Order Tracking
Project Overview
The customer demand for vehicles are high while inventory levels remain low. Because of this situation, the capability of allowing customers to pre-order vehicles is newly available. With that, customers need a place where they can view and track the process of their order.
Initiatives & Goals
User Summary: As a user I’d like to be able to track my pre-sold vehicle order so up to date on it’s progress and ready to pick it up.
Create a new feature that allows for transparent messaging around the order process of a customer’s vehicle pre-order purchase.
Actions & Process
Researched competitive approaches on their order tracking treatments.
Drafted experiences and interfaces for customers to access and manage this set of information.
Tested designs to determine directions that will ensure best user outcome and design decisions.
Results
Very happy business team and positive feedback.
Test results showing success rates up to 100%.
An experience that smoothly fits into the current customer portal space and organized in a logically manner.
Starting Actions
Initial Request
I started this project by connecting with my internal clients who were looking for this feature to be built. Before thinking through UX strategies and UI solutions, it was important to communicate on the stakeholders needs, requests, goals, and fully align on all perspectives involved. The takeaways from the conversation included:
No inventory in stock and the business is allowing customers to shop for vehicles on a pre-order basis
Create a tile, a landing page, and a detail page
Determine where this information will be placed in the customer portal account experience
Journey Mapping
Three pieces of layouts need to be incorporated for this experience. A tile, that will be grouped with other tiles on the customer portal account home page, a landing page, a place to gather and list all pre-orders, and a details page, where detailed information around each order can be found.
The portal account already hosts e-commerce orders that uses a tile, a landing page, and a details page for that set of information. The easiest way to navigate to that area, a customer clicks on the “Orders” tab on the account navigation. It is logical to place the pre-order feature under the same tab and design a new structure within.
Competitive Research
The next step of action was researching how other brands approach their order tracking since this is a new feature for us and we have no data, no starting point to work from. Apple, Shopify, and Fedex had strong elements that I wanted bring into the Polaris experience.
Apple has great white space, big messaging on what the user is most interested in, and a large emphasis on the product image.
Shopify adapts to the different screen presentations nicely as the desktop view has a horizontal status bar then turns vertical to fit on the mobile screen. Also, their yet-to-be-completed steps are displayed as a grey, dotted line.

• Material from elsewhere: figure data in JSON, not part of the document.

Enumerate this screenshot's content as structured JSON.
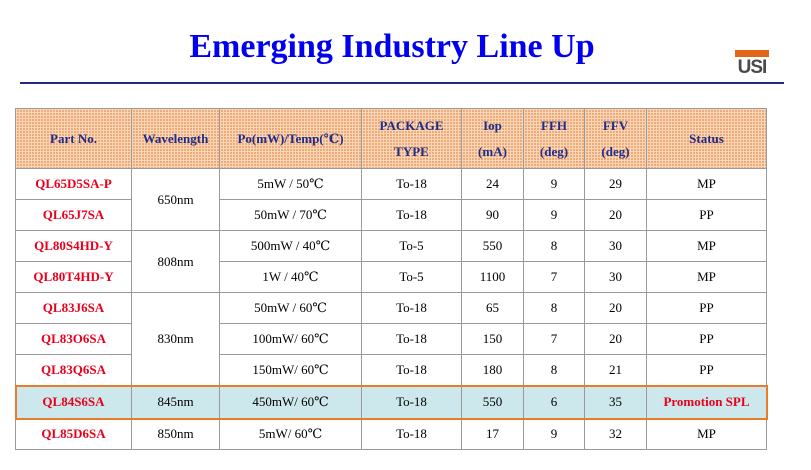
{
  "title": "Emerging Industry Line Up",
  "logo_text": "USI",
  "colors": {
    "title": "#0000ee",
    "part_no": "#e8001c",
    "header_text": "#1e2d8a",
    "highlight_row": "#cde8ec",
    "highlight_border": "#e77d2a"
  },
  "table": {
    "headers": {
      "part_no": "Part No.",
      "wavelength": "Wavelength",
      "po_temp": "Po(mW)/Temp(℃)",
      "package_1": "PACKAGE",
      "package_2": "TYPE",
      "iop_1": "Iop",
      "iop_2": "(mA)",
      "ffh_1": "FFH",
      "ffh_2": "(deg)",
      "ffv_1": "FFV",
      "ffv_2": "(deg)",
      "status": "Status"
    },
    "wavelength_groups": [
      "650nm",
      "808nm",
      "830nm",
      "845nm",
      "850nm"
    ],
    "rows": [
      {
        "part_no": "QL65D5SA-P",
        "po_temp": "5mW / 50℃",
        "package": "To-18",
        "iop": "24",
        "ffh": "9",
        "ffv": "29",
        "status": "MP"
      },
      {
        "part_no": "QL65J7SA",
        "po_temp": "50mW / 70℃",
        "package": "To-18",
        "iop": "90",
        "ffh": "9",
        "ffv": "20",
        "status": "PP"
      },
      {
        "part_no": "QL80S4HD-Y",
        "po_temp": "500mW / 40℃",
        "package": "To-5",
        "iop": "550",
        "ffh": "8",
        "ffv": "30",
        "status": "MP"
      },
      {
        "part_no": "QL80T4HD-Y",
        "po_temp": "1W / 40℃",
        "package": "To-5",
        "iop": "1100",
        "ffh": "7",
        "ffv": "30",
        "status": "MP"
      },
      {
        "part_no": "QL83J6SA",
        "po_temp": "50mW / 60℃",
        "package": "To-18",
        "iop": "65",
        "ffh": "8",
        "ffv": "20",
        "status": "PP"
      },
      {
        "part_no": "QL83O6SA",
        "po_temp": "100mW/ 60℃",
        "package": "To-18",
        "iop": "150",
        "ffh": "7",
        "ffv": "20",
        "status": "PP"
      },
      {
        "part_no": "QL83Q6SA",
        "po_temp": "150mW/ 60℃",
        "package": "To-18",
        "iop": "180",
        "ffh": "8",
        "ffv": "21",
        "status": "PP"
      },
      {
        "part_no": "QL84S6SA",
        "po_temp": "450mW/ 60℃",
        "package": "To-18",
        "iop": "550",
        "ffh": "6",
        "ffv": "35",
        "status": "Promotion SPL"
      },
      {
        "part_no": "QL85D6SA",
        "po_temp": "5mW/ 60℃",
        "package": "To-18",
        "iop": "17",
        "ffh": "9",
        "ffv": "32",
        "status": "MP"
      }
    ]
  }
}
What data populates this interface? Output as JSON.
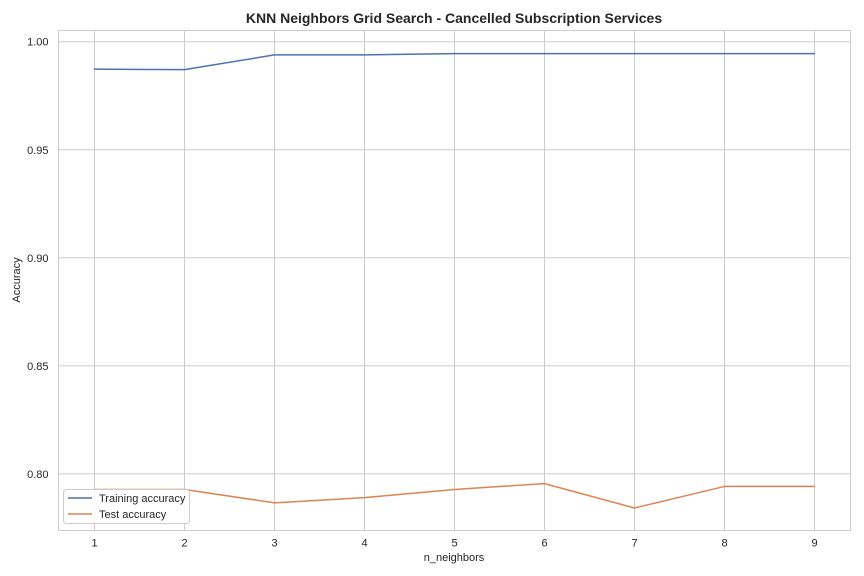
{
  "chart_data": {
    "type": "line",
    "title": "KNN Neighbors Grid Search - Cancelled Subscription Services",
    "xlabel": "n_neighbors",
    "ylabel": "Accuracy",
    "x": [
      1,
      2,
      3,
      4,
      5,
      6,
      7,
      8,
      9
    ],
    "xticks": [
      "1",
      "2",
      "3",
      "4",
      "5",
      "6",
      "7",
      "8",
      "9"
    ],
    "yticks": [
      "0.80",
      "0.85",
      "0.90",
      "0.95",
      "1.00"
    ],
    "ytick_values": [
      0.8,
      0.85,
      0.9,
      0.95,
      1.0
    ],
    "xlim": [
      0.6,
      9.4
    ],
    "ylim": [
      0.7738,
      1.0052
    ],
    "grid": true,
    "legend_position": "lower-left",
    "series": [
      {
        "name": "Training accuracy",
        "color": "#4c72b0",
        "values": [
          0.9873,
          0.9871,
          0.9939,
          0.9939,
          0.9945,
          0.9945,
          0.9945,
          0.9945,
          0.9945
        ]
      },
      {
        "name": "Test accuracy",
        "color": "#dd8452",
        "values": [
          0.7928,
          0.7928,
          0.7866,
          0.789,
          0.7928,
          0.7955,
          0.7842,
          0.7942,
          0.7942
        ]
      }
    ]
  }
}
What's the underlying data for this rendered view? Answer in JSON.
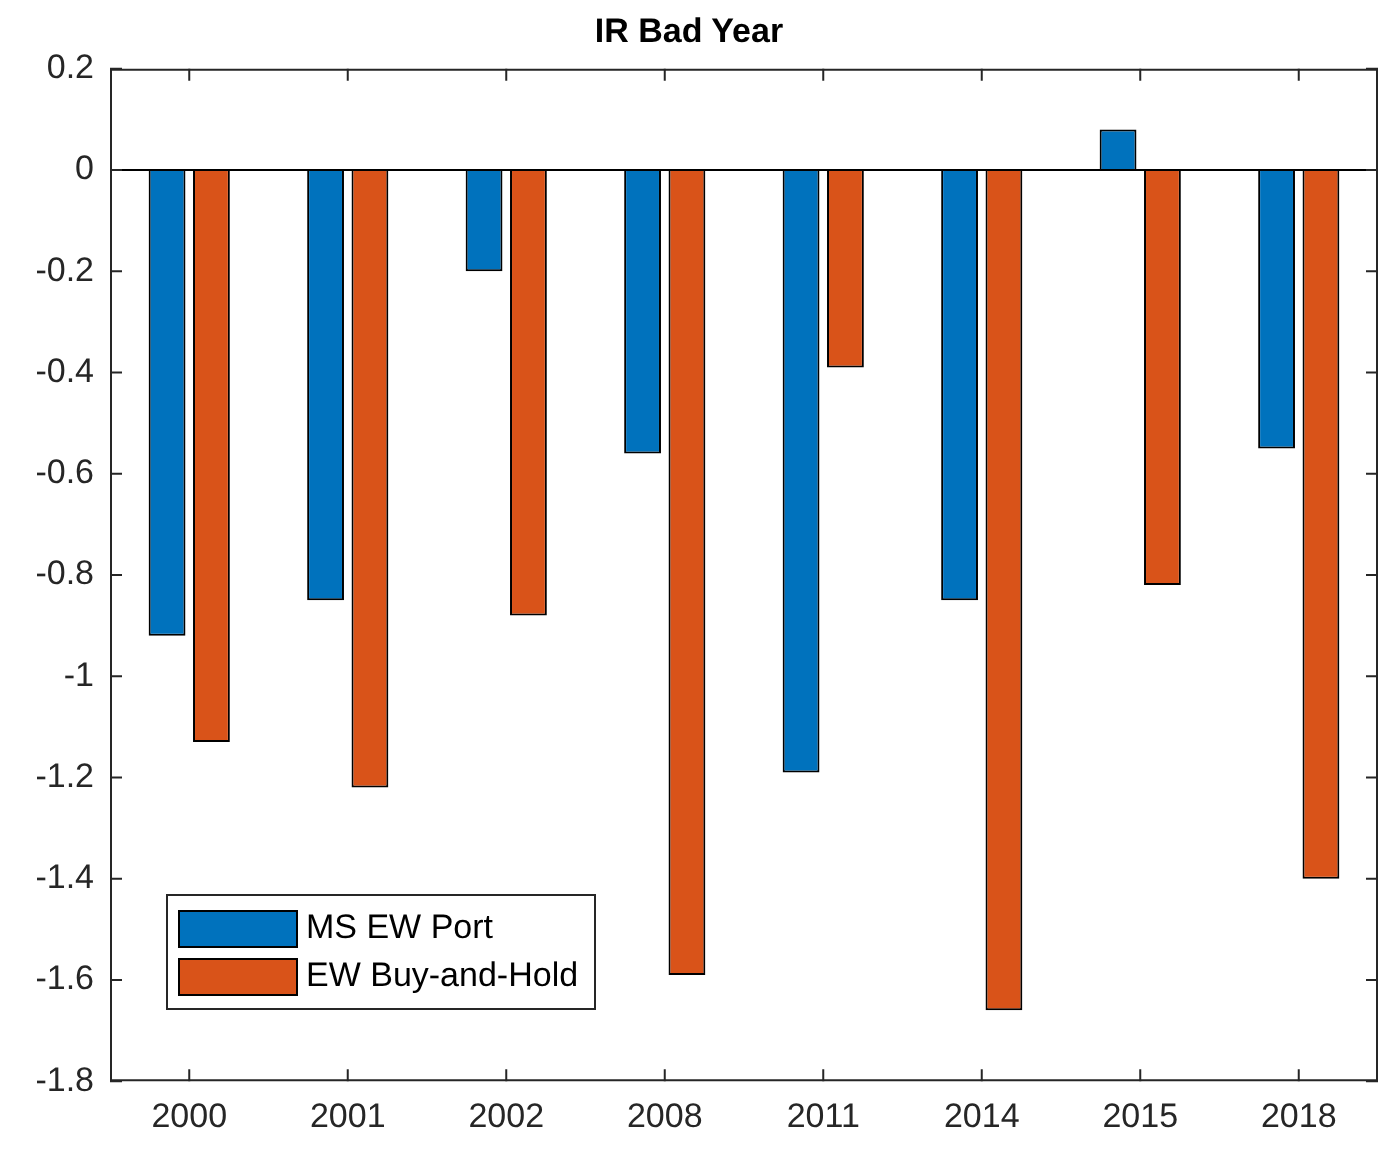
{
  "chart_data": {
    "type": "bar",
    "title": "IR Bad Year",
    "categories": [
      "2000",
      "2001",
      "2002",
      "2008",
      "2011",
      "2014",
      "2015",
      "2018"
    ],
    "series": [
      {
        "name": "MS EW Port",
        "color": "#0072bd",
        "values": [
          -0.92,
          -0.85,
          -0.2,
          -0.56,
          -1.19,
          -0.85,
          0.08,
          -0.55
        ]
      },
      {
        "name": "EW Buy-and-Hold",
        "color": "#d95319",
        "values": [
          -1.13,
          -1.22,
          -0.88,
          -1.59,
          -0.39,
          -1.66,
          -0.82,
          -1.4
        ]
      }
    ],
    "ylim": [
      -1.8,
      0.2
    ],
    "yticks": [
      -1.8,
      -1.6,
      -1.4,
      -1.2,
      -1,
      -0.8,
      -0.6,
      -0.4,
      -0.2,
      0,
      0.2
    ],
    "ref_lines": [
      {
        "axis": "y",
        "value": 0,
        "color": "#000000"
      }
    ],
    "legend": "bottom left"
  }
}
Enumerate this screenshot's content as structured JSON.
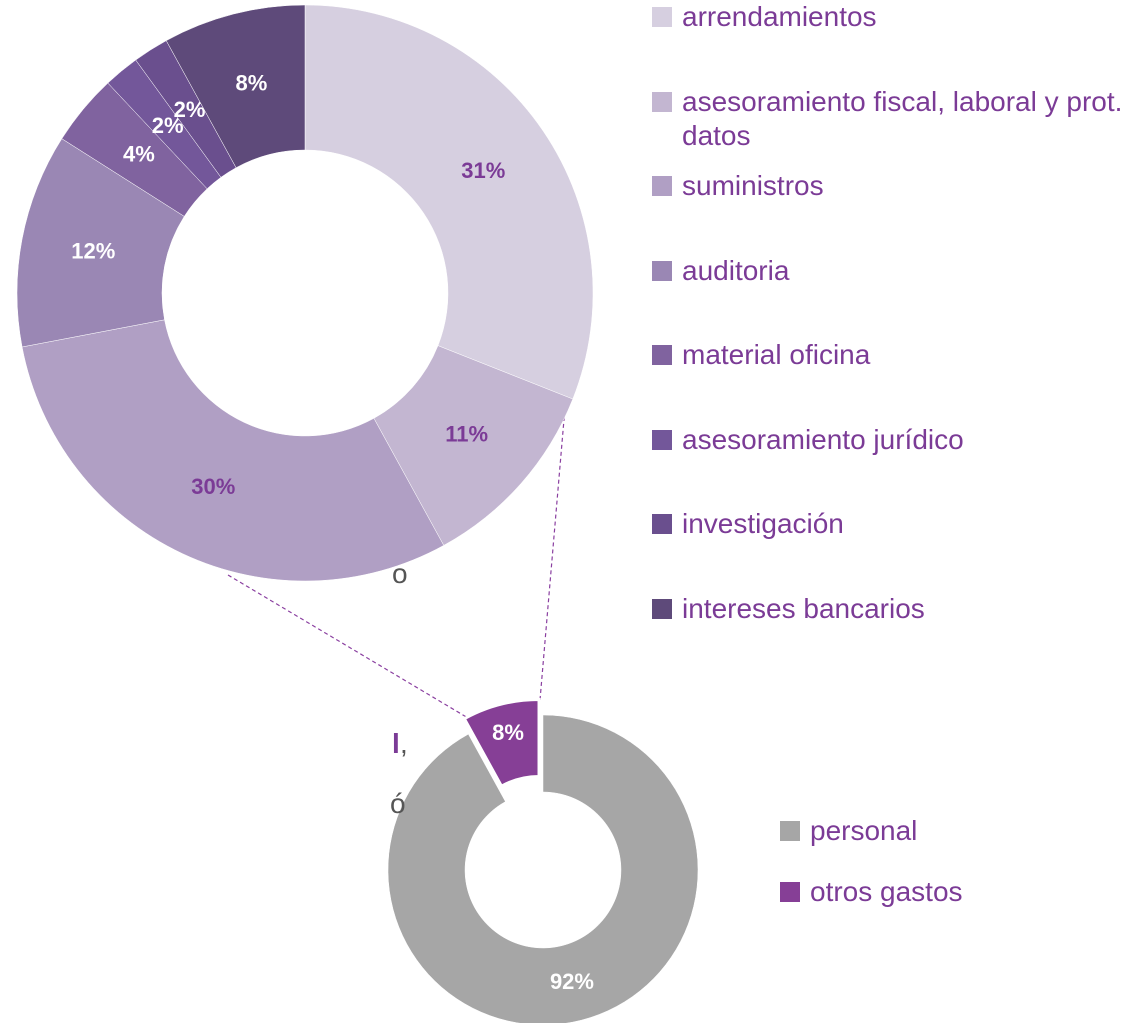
{
  "chart_data": [
    {
      "type": "donut",
      "categories": [
        "arrendamientos",
        "asesoramiento fiscal, laboral y prot. datos",
        "suministros",
        "auditoria",
        "material oficina",
        "asesoramiento jurídico",
        "investigación",
        "intereses bancarios"
      ],
      "values": [
        31,
        11,
        30,
        12,
        4,
        2,
        2,
        8
      ],
      "colors": [
        "#d6cfe0",
        "#c3b6d1",
        "#b09fc4",
        "#9a87b4",
        "#80639f",
        "#73579a",
        "#6a4f8e",
        "#5e4a7a"
      ],
      "label_colors": [
        "#7b3b96",
        "#7b3b96",
        "#7b3b96",
        "#ffffff",
        "#ffffff",
        "#ffffff",
        "#ffffff",
        "#ffffff"
      ],
      "legend": "right"
    },
    {
      "type": "donut",
      "categories": [
        "personal",
        "otros gastos"
      ],
      "values": [
        92,
        8
      ],
      "colors": [
        "#a6a6a6",
        "#863f96"
      ],
      "label_colors": [
        "#ffffff",
        "#ffffff"
      ],
      "exploded": [
        false,
        true
      ],
      "legend": "right"
    }
  ],
  "text_fragments": [
    "o",
    "l",
    ",",
    "ó"
  ]
}
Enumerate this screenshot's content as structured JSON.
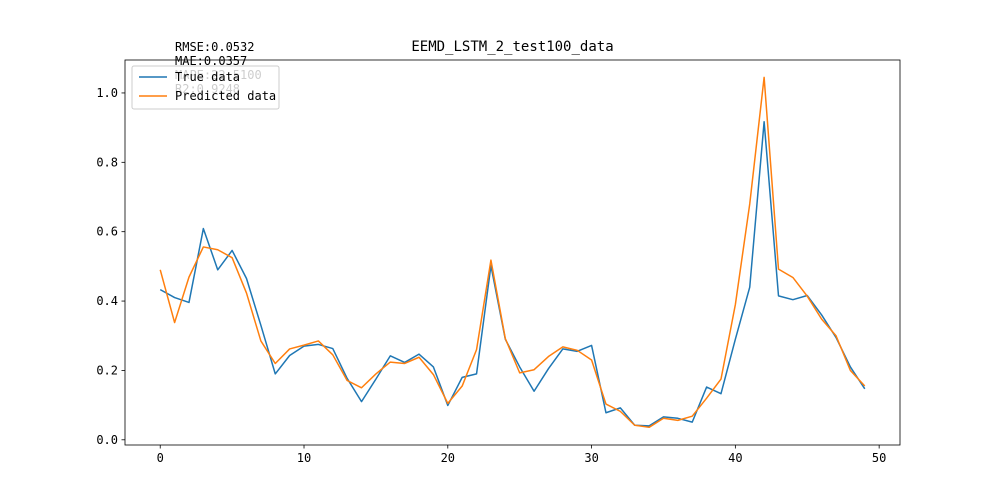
{
  "chart_data": {
    "type": "line",
    "title": "EEMD_LSTM_2_test100_data",
    "xlabel": "",
    "ylabel": "",
    "xlim": [
      -2.45,
      51.45
    ],
    "ylim": [
      -0.015,
      1.095
    ],
    "xticks": [
      0,
      10,
      20,
      30,
      40,
      50
    ],
    "yticks": [
      0.0,
      0.2,
      0.4,
      0.6,
      0.8,
      1.0
    ],
    "xtick_labels": [
      "0",
      "10",
      "20",
      "30",
      "40",
      "50"
    ],
    "ytick_labels": [
      "0.0",
      "0.2",
      "0.4",
      "0.6",
      "0.8",
      "1.0"
    ],
    "grid": false,
    "legend_position": "upper-left",
    "annotations": [
      "RMSE:0.0532",
      "MAE:0.0357",
      "MAPE:22.5100",
      "R2:0.9248"
    ],
    "x": [
      0,
      1,
      2,
      3,
      4,
      5,
      6,
      7,
      8,
      9,
      10,
      11,
      12,
      13,
      14,
      15,
      16,
      17,
      18,
      19,
      20,
      21,
      22,
      23,
      24,
      25,
      26,
      27,
      28,
      29,
      30,
      31,
      32,
      33,
      34,
      35,
      36,
      37,
      38,
      39,
      40,
      41,
      42,
      43,
      44,
      45,
      46,
      47,
      48,
      49
    ],
    "series": [
      {
        "name": "True data",
        "color": "#1f77b4",
        "values": [
          0.433,
          0.41,
          0.396,
          0.609,
          0.49,
          0.546,
          0.465,
          0.33,
          0.19,
          0.243,
          0.27,
          0.275,
          0.263,
          0.177,
          0.11,
          0.175,
          0.242,
          0.223,
          0.247,
          0.21,
          0.099,
          0.18,
          0.19,
          0.502,
          0.29,
          0.21,
          0.14,
          0.205,
          0.262,
          0.255,
          0.272,
          0.078,
          0.092,
          0.042,
          0.04,
          0.066,
          0.062,
          0.051,
          0.152,
          0.133,
          0.29,
          0.44,
          0.917,
          0.415,
          0.404,
          0.416,
          0.36,
          0.295,
          0.21,
          0.147
        ]
      },
      {
        "name": "Predicted data",
        "color": "#ff7f0e",
        "values": [
          0.49,
          0.338,
          0.469,
          0.556,
          0.548,
          0.525,
          0.423,
          0.285,
          0.22,
          0.262,
          0.273,
          0.285,
          0.245,
          0.171,
          0.15,
          0.19,
          0.224,
          0.22,
          0.238,
          0.188,
          0.105,
          0.155,
          0.26,
          0.518,
          0.292,
          0.193,
          0.202,
          0.24,
          0.268,
          0.258,
          0.23,
          0.103,
          0.082,
          0.042,
          0.036,
          0.062,
          0.056,
          0.068,
          0.12,
          0.175,
          0.39,
          0.68,
          1.045,
          0.492,
          0.468,
          0.414,
          0.348,
          0.3,
          0.2,
          0.155
        ]
      }
    ]
  }
}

Fedex has great visual communication on the completed and current steps of their status bar by incorporating highly visible circles to mark each step and a check mark on the step the order is at.
Information Expectations
It is important to include user expectations and provide transparent communication. Using Usabilityhub and a group of 20 test particiapnts, I gathered data on those expectations around order tracking and management.
Question: Assume you pre-ordered a vehicle and want to track the status of your order. What kind of information do you expect to see?
Rough Drafts
My goal with this design is to incorporate some of the aspects from the competitive research. Simple elements featuring large emphasis on the imagery, minimal but understanding order status bar, and clear communication. The large majority of our customers visit our site on mobile so, to ensure the mobile experience and layout is great, the designs are first created for the smaller screen sizes then converted to work on the larger, desktop screen.
Details Page
Mobile
Desktop
Landing Page
Mobile
Desktop
Tile
Testing Designs
To learn if the proposed designs are understandable, user-friendly, and makes sense and how to improve the experience of the design. To determine if the proposed designs are worth moving forward with, and to learn what adjustments may need to be changed, test participants were asked how they would complete tasks on the page. The goal of this testing is to determine if the layout is understandable and meets user expectations.
Orders Page
Participants were asked to locate key items on page to ensure users can easily complete tasks and find information.
Tile
The tile allows two interactions, one interactions leads to the generic landing page and the other interactions leads to the order’s detail page. Working off the brand’s guideline tile structure and styling, there are a few ways both these interactions can be incorporated.
Final Drafts
After multiple reviews with the business team, testing, and making adjustments along the way. The final designs are completed.